O hospital chinês onde trabalhava Li Wenliang, o primeiro
médico que alertou para os perigos do novo coronavírus e que acabou por
morrer, foi o mais atingido pelo surto devido ao ocultar de informações
essenciais, revela uma investigação da revista chinesa Caixin.
Entre os 4.000 funcionários que trabalhavam no Hospital Central de Wuhan, 230 morreram devido a infeção pelo Covid-19, a maior taxa de mortalidade entre funcionários de saúde em Wuhan, cidade chinesa que é epicentro do surto.
O chefe de um dos departamentos do Hospital citado pela Caixin, uma das raras publicações independentes na China, culpou as autoridades por colocarem vidas em risco.
“As informações falsas divulgadas por departamentos relevantes [de
que a doença era controlável e não era infeciosa entre seres humanos]
deixaram centenas de médicos e enfermeiros no escuro, que fizeram tudo
ao seu alcance para tratarem pacientes sem conhecerem a doença”, apontou
o responsável, cujo nome não é identificado pela Caixin.
“E mesmo aqueles que adoeceram não puderam denunciar.
Não puderam alertar os seus colegas e o público a tempo, apesar do
sacrifício. Essa é a perda e a lição mais dolorosas”, disse.
Segundo apurou a revista, o hospital estava sobrecarregado por
pacientes com febre desde o início de janeiro. Vários ficaram ao cuidado
de médicos não especializados em doenças contagiosas. Os médicos
citados pela Caixin culparam a administração de “incompetência”.
O chefe do Partido Comunista no hospital não tinha conhecimentos sobre doenças infeciosas e proibiu os médicos de divulgarem informações críticas para a saúde pública, apurou a revista.

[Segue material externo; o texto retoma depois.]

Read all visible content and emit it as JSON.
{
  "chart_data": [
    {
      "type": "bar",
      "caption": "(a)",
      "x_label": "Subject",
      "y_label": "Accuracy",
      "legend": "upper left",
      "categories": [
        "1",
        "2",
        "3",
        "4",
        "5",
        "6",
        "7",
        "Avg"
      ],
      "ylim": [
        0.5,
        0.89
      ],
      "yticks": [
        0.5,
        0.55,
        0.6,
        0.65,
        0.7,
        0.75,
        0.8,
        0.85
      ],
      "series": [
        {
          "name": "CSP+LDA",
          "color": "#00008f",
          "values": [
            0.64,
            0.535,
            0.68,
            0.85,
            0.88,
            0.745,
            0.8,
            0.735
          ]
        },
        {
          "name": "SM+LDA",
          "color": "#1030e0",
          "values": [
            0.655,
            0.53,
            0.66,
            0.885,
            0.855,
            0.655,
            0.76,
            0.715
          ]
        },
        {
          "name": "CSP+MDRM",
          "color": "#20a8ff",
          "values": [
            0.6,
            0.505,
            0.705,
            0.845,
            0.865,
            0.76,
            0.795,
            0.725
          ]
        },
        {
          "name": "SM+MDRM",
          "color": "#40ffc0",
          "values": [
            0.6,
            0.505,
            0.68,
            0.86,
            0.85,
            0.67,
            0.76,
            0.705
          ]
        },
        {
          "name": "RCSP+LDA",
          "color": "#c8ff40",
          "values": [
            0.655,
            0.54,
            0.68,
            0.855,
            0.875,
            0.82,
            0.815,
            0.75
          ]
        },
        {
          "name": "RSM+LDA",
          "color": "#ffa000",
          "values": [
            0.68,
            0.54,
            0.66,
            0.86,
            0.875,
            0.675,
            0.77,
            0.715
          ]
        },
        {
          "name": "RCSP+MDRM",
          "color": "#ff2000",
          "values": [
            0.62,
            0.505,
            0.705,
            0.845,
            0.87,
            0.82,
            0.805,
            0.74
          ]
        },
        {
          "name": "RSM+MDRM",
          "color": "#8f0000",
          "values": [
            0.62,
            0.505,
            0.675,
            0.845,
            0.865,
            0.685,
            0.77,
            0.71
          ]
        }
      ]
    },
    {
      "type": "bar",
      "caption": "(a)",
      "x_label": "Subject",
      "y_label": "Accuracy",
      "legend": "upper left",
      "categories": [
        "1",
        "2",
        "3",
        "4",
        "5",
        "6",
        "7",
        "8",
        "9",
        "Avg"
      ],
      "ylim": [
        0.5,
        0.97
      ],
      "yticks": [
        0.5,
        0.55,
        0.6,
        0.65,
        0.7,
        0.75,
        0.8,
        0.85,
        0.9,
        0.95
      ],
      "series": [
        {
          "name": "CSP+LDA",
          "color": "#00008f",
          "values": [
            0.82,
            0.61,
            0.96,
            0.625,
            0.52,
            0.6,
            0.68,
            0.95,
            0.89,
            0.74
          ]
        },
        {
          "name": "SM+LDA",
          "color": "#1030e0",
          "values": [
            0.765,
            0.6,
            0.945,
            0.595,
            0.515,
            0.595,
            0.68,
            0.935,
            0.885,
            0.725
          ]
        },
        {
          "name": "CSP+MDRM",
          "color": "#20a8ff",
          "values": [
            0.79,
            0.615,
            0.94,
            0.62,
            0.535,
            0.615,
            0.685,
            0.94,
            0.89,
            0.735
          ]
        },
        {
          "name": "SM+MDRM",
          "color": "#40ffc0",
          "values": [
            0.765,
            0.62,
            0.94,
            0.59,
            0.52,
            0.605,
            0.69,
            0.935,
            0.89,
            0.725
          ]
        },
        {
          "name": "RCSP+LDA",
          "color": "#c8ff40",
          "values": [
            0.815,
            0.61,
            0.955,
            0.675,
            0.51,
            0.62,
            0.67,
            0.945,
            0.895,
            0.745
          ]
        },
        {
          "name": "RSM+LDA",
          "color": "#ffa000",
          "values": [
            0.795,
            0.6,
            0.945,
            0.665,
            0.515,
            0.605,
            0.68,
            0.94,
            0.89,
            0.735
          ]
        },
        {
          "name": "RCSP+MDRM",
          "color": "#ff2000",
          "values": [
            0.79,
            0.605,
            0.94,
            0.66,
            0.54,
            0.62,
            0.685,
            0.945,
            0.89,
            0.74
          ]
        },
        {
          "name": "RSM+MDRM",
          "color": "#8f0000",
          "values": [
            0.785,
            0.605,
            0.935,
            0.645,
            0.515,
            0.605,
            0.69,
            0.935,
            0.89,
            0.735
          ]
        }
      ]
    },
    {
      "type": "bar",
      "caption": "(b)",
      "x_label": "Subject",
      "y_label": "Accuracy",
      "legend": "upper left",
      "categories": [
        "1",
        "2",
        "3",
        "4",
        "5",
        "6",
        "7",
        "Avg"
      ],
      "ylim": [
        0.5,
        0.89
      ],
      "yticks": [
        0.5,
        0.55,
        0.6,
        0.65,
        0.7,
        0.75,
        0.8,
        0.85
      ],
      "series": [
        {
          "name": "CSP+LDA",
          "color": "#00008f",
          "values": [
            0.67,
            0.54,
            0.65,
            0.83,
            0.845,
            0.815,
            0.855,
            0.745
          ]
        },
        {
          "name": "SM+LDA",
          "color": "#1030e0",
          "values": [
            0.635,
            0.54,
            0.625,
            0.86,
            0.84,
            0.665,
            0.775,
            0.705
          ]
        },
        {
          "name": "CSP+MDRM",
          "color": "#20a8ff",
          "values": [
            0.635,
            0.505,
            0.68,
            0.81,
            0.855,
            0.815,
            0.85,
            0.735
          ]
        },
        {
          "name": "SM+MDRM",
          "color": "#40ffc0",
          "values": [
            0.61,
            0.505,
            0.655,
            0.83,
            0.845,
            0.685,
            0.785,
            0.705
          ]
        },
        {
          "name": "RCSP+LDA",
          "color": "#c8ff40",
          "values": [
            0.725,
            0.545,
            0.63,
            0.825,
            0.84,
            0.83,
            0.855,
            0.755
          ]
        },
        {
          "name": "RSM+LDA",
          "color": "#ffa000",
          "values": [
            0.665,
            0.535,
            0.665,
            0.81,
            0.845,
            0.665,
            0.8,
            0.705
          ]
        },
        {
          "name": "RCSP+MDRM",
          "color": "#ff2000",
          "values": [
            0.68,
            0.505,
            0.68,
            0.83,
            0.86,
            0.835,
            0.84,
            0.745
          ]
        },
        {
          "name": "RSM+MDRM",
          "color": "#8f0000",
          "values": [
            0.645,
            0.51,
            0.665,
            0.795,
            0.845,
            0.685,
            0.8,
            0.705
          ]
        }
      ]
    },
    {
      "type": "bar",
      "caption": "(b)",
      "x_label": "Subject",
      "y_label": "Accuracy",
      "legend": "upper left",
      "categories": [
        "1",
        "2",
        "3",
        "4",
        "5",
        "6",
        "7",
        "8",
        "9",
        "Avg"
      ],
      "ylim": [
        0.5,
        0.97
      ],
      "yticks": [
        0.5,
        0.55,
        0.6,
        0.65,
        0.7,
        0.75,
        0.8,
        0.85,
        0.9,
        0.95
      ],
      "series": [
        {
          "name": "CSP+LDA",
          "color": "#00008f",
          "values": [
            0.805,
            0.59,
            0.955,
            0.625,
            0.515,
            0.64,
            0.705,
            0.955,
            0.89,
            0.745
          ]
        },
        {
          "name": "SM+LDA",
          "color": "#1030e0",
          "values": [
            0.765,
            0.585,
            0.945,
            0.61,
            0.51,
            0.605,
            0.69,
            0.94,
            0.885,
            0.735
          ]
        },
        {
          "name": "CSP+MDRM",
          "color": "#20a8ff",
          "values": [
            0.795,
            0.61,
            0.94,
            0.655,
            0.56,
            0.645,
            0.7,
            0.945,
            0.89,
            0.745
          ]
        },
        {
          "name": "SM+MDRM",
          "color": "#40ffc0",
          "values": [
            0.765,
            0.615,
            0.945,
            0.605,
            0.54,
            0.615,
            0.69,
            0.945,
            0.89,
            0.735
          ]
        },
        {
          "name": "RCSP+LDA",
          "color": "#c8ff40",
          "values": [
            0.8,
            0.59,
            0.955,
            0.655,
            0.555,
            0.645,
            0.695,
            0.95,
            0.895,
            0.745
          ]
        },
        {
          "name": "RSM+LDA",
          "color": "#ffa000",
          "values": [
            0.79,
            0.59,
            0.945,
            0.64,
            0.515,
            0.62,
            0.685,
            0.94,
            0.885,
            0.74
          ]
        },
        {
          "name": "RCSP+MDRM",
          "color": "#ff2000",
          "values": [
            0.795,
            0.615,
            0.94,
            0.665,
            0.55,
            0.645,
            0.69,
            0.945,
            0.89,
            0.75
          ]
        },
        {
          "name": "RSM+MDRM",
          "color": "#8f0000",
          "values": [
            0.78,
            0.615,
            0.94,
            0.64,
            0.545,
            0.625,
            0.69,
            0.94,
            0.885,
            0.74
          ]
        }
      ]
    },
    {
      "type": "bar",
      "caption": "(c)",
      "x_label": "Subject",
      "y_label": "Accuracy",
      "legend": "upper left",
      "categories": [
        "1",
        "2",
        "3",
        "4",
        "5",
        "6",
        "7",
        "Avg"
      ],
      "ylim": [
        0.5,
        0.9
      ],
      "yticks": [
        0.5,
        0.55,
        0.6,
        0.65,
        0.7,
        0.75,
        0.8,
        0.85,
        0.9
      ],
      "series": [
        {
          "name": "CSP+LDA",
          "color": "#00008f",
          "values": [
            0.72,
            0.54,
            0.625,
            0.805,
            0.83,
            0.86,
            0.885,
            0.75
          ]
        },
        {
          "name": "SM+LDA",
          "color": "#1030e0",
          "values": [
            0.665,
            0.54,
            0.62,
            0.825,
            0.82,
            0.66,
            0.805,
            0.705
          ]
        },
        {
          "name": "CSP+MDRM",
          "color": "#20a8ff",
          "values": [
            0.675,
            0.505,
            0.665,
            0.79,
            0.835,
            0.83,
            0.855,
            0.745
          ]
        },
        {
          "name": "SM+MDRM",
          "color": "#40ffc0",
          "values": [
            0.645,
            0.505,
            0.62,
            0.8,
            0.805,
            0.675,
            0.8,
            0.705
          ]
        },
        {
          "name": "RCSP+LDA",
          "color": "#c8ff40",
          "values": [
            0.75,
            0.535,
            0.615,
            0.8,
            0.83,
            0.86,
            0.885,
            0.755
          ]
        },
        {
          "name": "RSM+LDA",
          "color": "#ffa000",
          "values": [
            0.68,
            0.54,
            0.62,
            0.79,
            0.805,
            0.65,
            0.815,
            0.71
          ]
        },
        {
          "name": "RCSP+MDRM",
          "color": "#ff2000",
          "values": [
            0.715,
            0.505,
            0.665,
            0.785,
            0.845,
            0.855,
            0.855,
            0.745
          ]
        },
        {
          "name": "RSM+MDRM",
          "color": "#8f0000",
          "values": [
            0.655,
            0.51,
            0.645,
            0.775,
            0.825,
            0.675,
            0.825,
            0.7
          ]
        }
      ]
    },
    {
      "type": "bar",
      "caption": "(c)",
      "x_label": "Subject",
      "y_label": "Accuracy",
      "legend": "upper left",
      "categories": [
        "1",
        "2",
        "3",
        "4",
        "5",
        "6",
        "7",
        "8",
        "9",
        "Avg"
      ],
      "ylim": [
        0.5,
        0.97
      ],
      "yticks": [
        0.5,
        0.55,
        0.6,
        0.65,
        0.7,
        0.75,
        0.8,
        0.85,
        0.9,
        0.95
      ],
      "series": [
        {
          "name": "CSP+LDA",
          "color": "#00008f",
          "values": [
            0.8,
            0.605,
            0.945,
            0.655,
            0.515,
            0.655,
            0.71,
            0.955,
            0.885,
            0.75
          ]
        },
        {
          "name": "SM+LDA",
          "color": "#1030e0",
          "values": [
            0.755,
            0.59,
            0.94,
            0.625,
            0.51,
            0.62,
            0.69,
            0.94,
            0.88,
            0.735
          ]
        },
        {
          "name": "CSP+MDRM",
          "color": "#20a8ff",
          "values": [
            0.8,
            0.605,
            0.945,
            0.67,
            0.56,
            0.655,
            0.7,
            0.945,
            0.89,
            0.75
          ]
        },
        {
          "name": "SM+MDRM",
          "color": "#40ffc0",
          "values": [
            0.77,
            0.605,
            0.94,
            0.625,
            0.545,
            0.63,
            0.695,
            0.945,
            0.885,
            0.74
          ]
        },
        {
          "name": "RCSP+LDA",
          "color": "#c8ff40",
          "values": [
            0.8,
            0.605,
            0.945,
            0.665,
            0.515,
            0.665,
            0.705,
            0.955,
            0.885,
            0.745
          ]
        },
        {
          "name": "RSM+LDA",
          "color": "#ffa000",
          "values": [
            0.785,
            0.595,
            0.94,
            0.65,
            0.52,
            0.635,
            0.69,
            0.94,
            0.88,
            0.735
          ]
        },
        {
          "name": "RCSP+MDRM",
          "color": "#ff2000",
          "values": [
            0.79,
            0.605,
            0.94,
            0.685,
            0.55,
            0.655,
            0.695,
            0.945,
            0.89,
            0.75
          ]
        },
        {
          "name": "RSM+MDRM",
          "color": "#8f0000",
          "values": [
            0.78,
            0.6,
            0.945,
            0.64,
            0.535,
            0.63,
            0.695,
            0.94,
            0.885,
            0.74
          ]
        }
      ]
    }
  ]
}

Um documento interno do Hospital Central obtido pela Caixin revelou ainda interferência direta das autoridades municipais de saúde de Wuhan,
que tornou difícil para o hospital divulgar casos, sobretudo entre os
dias 12 e 17 de janeiro passado, quando os quadros locais do Partido
Comunista participaram nas reuniões do órgão legislativo local.
Segundo apurou a Caixin, um funcionário do ministério de Segurança
Pública visitou o hospital no dia 12 de janeiro e ordenou que os
formulários sobre doenças infeciosas só pudessem ser preenchidos e relatados após consultas com especialistas a nível municipal e provincial, atrasando o processo.
Em 13 de janeiro, Wang Wenyong, chefe do gabinete de controlo de
doenças infeciosas do distrito de Jianghan, em Wuhan, ligou para o
hospital e pediu que fossem alterados relatórios suspeitos de infeção
pelo novo coronavírus, arquivados em 10 de janeiro, para que constassem
outras doenças nos ficheiros.
Em resposta, o hospital pediu às autoridades de saúde do distrito que
coletassem amostras, mas foram informados que deviam aguardar. A espera durou três dias.
Em 16 de janeiro, após terminarem as reuniões do órgão legislativo
local, o centro de controlo de doenças da cidade de Wuhan finalmente foi
coletar amostras. Na altura, o hospital tinha 48 casos suspeitos.
As novas revelações ilustram como as autoridades de Wuhan agiram para suprimir informações sobre a doença, que já causou 4.500 mortos e infetou mais de 124 mil pessoas numa centena de países e territórios.
Reportagens anteriormente publicadas pela Caixin apuraram como, em 30
de dezembro passado, Ai Fen, chefe do departamento de emergência do
Hospital Central, compartilhou as primeiras análises a pacientes
infetados com uma nova “doença misteriosa”, através do aplicativo de
mensagens instantâneas WeChat, com amigos da faculdade e equipas médicas
do hospital, alertando-os para que tivessem cuidado.
Na mesma noite, vários médicos em Wuhan, replicaram o aviso. As
mensagens circularam amplamente ‘online’, mas várias pessoas, incluindo
Li e outros dois médicos do hospital, foram posteriormente punidos pelas autoridades por “espalharem rumores”.
Ai Fen foi convocado pelos supervisores do hospital, em 02 de janeiro
passado, e punido por instigar o pânico e “afetar o desenvolvimento
geral” de Wuhan, segundo a revista.
No dia seguinte, o Hospital Central pediu a todos os departamentos que vigiassem a equipa de Ai e exigiu que não divulgassem “informações confidenciais” ao público, segundo uma gravação que vazou para o público.
O surto provocou forte descontentamento popular na China, com as
redes sociais do país a encherem-se críticas diretas ao regime e apelos
por liberdade de expressão, num fenómeno inédito no país asiático, onde
ativistas ou dissidentes são frequentemente condenados por “perturbação
da ordem pública” ou “subversão do poder do Estado”.